If there are two rows like:
1
1 2 3 4 5
They should be clustered in same cluster, if there are no match than for sure not. Also number of each rows in one cluster should not go above 100.
Sick problem..? If not, just for info that I didn't mention time dimension. But let's skip that for now.
So, any directions from you guys,
Thanks and best regards,
JDK
Its hard to recommend anything since your problem is totally vague, and we have no information on the data. Data mining (and in particular explorative techniques like clustering) is all about understanding the data. So we cannot provide the ultimate answer.

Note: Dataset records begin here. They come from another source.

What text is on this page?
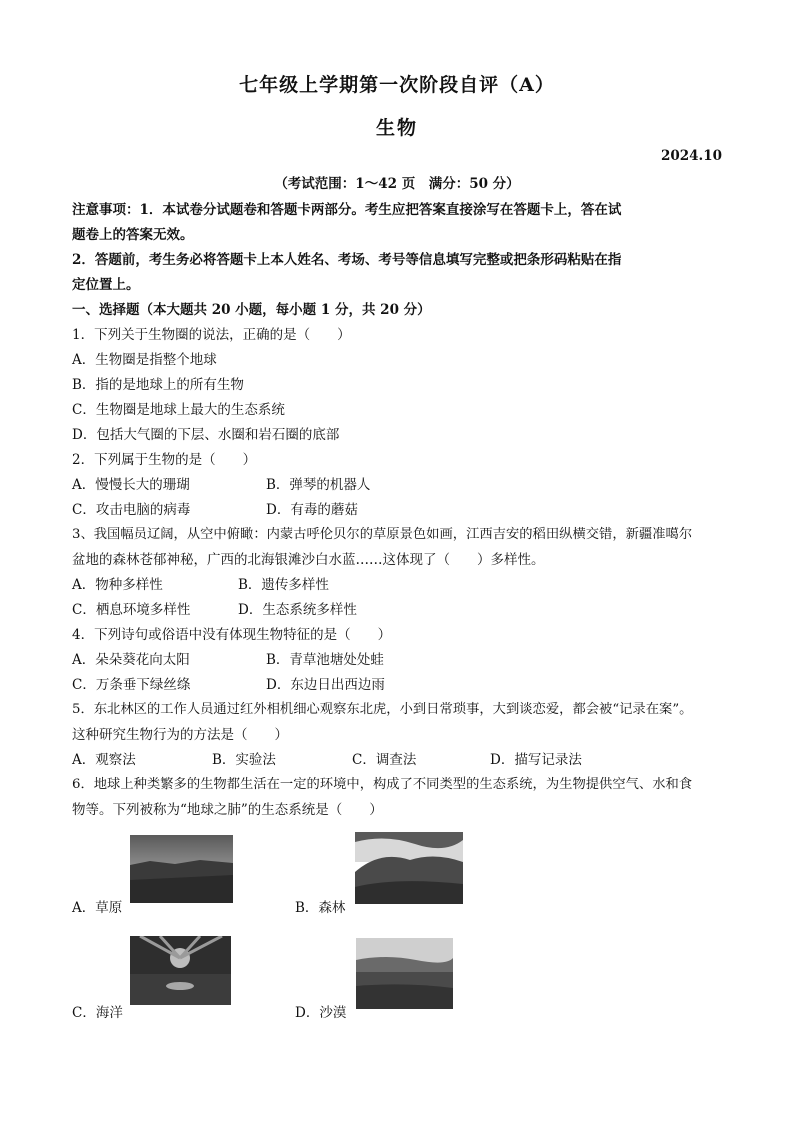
七年级上学期第一次阶段自评（A）
生物
2024.10
（考试范围：1～42 页　满分：50 分）
注意事项：1．本试卷分试题卷和答题卡两部分。考生应把答案直接涂写在答题卡上，答在试
题卷上的答案无效。
2．答题前，考生务必将答题卡上本人姓名、考场、考号等信息填写完整或把条形码粘贴在指
定位置上。
一、选择题（本大题共 20 小题，每小题 1 分，共 20 分）
1．下列关于生物圈的说法，正确的是（　　）
A．生物圈是指整个地球
B．指的是地球上的所有生物
C．生物圈是地球上最大的生态系统
D．包括大气圈的下层、水圈和岩石圈的底部
2．下列属于生物的是（　　）
A．慢慢长大的珊瑚	B．弹琴的机器人
C．攻击电脑的病毒	D．有毒的蘑菇
3、我国幅员辽阔，从空中俯瞰：内蒙古呼伦贝尔的草原景色如画，江西吉安的稻田纵横交错，新疆准噶尔
盆地的森林苍郁神秘，广西的北海银滩沙白水蓝……这体现了（　　）多样性。
A．物种多样性	B．遗传多样性
C．栖息环境多样性	D．生态系统多样性
4．下列诗句或俗语中没有体现生物特征的是（　　）
A．朵朵葵花向太阳	B．青草池塘处处蛙
C．万条垂下绿丝绦	D．东边日出西边雨
5．东北林区的工作人员通过红外相机细心观察东北虎，小到日常琐事，大到谈恋爱，都会被“记录在案”。
这种研究生物行为的方法是（　　）
A．观察法	B．实验法	C．调查法	D．描写记录法
6．地球上种类繁多的生物都生活在一定的环境中，构成了不同类型的生态系统，为生物提供空气、水和食
物等。下列被称为“地球之肺”的生态系统是（　　）
A．草原	B．森林
C．海洋	D．沙漠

Two things for you to consider:
1. if the data indicates presence of species or traits, Jaccard similarity (and other set based metrics) are worth a try.
2. if absence is less informative, maybe you should be mining association rules, not clusters
Either way, without understanding your data these numbers are as good as random numbers. You can easily cluster random numbers, and spend weeks to get the best useless result!

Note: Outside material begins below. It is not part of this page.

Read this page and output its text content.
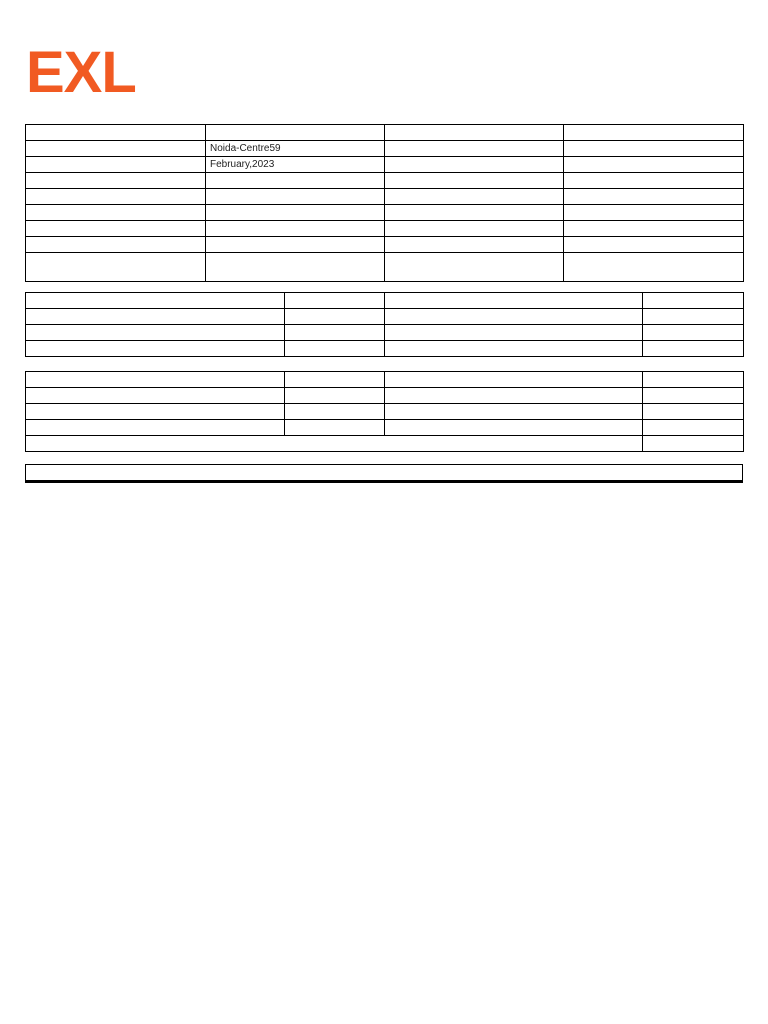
EXL

	Noida-Centre59		
	February,2023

Can your problem be treated as a Bag-of-words model, where each article (observation row) has no more than 100 terms?
Anyway, I think your have to give more information and examples about "why" and "how" you want to cluster these data. For example, we have:
1 2 3
2 3 4
2 3 4 5
1 2 3 4
3 4 6
6 7 8
9 10
9 11
10 12 13 14
What is your expected clustering? How many clusters are there in this clustering? Only two clusters?

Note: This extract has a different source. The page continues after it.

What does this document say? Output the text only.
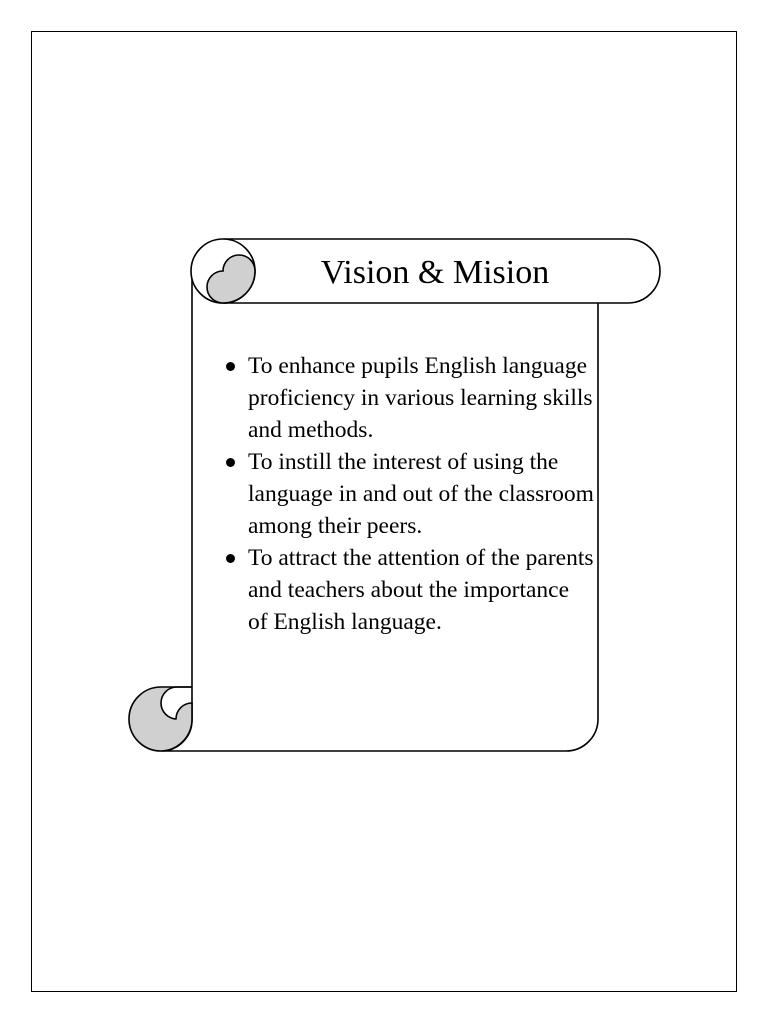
Vision & Mision
To enhance pupils English language proficiency in various learning skills and methods.
To instill the interest of using the language in and out of the classroom among their peers.
To attract the attention of the parents and teachers about the importance of English language.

Before you give more information, according to you current description, I think you do not need a cluster algorithm, but a structure of connected components. The first round you process the dataset to get the information of connected components, and you need a second round to check each row belong to which connected components. Take the example above, first round:
1 2 3 : 1 <- 1, 1 <- 2, 1 <- 3 (all point linked to the smallest point to
represent they are belong to the same cluster of the smallest point)
2 3 4 : 2 <- 4 (2 and 3 have already linked to 1 which is <= 2, so they do
not need to change)
2 3 4 5 : 2 <- 5
1 2 3 4 : 1 <- 4 (in fact this change are not essential because we have
1 <- 2 <- 4, but change this can speed up the second round)
3 4 6 : 3 <- 6
6 7 8 : 6 <- 7, 6 <- 8
9 10 : 9 <- 9, 9 <- 10
9 11 : 9 <- 11
10 11 12 13 14 : 10 <- 12, 10 <- 13, 10 <- 14
Now we have a forest structure to represent the connected components of points. The second round you can easily pick up one point in each row (the smallest one is the best) and trace its root in the forest. The rows which have the same root are in the same, in your words, cluster. For example:
1 2 3 : 1 <- 1, cluster root 1
2 3 4 5 : 1 <- 1 <- 2, cluster root 1
6 7 8 : 1 <- 1 <- 3 <- 6, cluster root 1
9 10 : 9 <- 9, cluster root 9
10 11 12 13 14 : 9 <- 9 <- 10, cluster root 9
This process takes O(k) space where k is the number of points, and O(nm + nh) time, where r is the height of the forest structure, where r << m.
I am not sure if this is the result you want.